Exam Tip - Skeletal Outlines, Instructions, and Organization

Skeletal Outlines - You will be nervous when the examination proctor says “Begin,” so the worst thing you can do is to start writing out your answer immediately.  Instead, consider writing out your skeletal outline as soon as the exam begins.  A skeletal outline is merely an organized list of principles and issues, created by you, which relates to a given area of the law.  Think about the outline you have been creating all semester, but now reduce it down to a page or two – this is your skeletal outline.  Writing out this list will give a few moments to compose your thoughts before digging into the exam. 

Instructions - Read the instructions!  This is the most obvious advice imaginable, but every exam period several students will, for example, answer 3 short exam questions, only to discover that the instructions said “provide an answer to 1 of the following 3 hypotheticals.”  Most students get flustered at the start of an exam, so this type of mistake is more common than you might imagine.  When the exam starts, take a deep breath, slow yourself down, and read the instructions.

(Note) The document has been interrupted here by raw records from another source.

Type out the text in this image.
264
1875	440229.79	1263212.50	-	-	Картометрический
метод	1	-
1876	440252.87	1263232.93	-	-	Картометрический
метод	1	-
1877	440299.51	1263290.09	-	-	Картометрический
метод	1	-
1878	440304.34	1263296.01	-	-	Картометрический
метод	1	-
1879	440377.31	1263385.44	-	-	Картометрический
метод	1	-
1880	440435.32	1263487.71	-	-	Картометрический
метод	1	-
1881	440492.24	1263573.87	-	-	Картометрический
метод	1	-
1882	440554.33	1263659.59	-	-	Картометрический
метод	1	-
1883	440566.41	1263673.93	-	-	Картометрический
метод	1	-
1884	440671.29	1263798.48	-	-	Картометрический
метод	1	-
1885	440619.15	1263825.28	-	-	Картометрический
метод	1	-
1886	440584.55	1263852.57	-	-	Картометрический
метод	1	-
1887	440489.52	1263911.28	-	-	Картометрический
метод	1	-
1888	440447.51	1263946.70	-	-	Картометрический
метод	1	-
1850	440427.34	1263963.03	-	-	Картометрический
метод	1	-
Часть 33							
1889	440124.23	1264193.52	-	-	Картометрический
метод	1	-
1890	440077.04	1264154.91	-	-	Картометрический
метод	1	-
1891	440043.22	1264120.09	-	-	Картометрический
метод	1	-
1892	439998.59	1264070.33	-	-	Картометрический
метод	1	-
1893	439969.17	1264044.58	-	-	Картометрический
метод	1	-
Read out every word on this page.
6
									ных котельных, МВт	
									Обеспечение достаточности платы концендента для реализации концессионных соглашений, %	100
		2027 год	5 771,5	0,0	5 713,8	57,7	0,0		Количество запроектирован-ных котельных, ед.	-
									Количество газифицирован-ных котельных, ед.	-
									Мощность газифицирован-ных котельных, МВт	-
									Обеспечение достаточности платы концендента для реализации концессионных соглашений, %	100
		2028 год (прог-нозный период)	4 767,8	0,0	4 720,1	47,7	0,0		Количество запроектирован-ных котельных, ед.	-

Organization - Before answering an essay question, you must outline and organize your response.  Too many students read the first sentence in an essay exam question, recognize an issue, and are so overjoyed at finding an issue that they spend the next 20 minutes responding to it.  The problem with this approach is that the fact pattern was probably over a page long, and the writer just spent more time than was necessary in responding to a relatively straightforward issue.  While different students outline differently, students who perform well on law school exams take the time to read through the entire essay question, create a list of the various issues contained therein, and then take a few more minutes to separate out the major issues from the minor ones.  This approach will give you a better sense of how much time you have to complete your entire answer.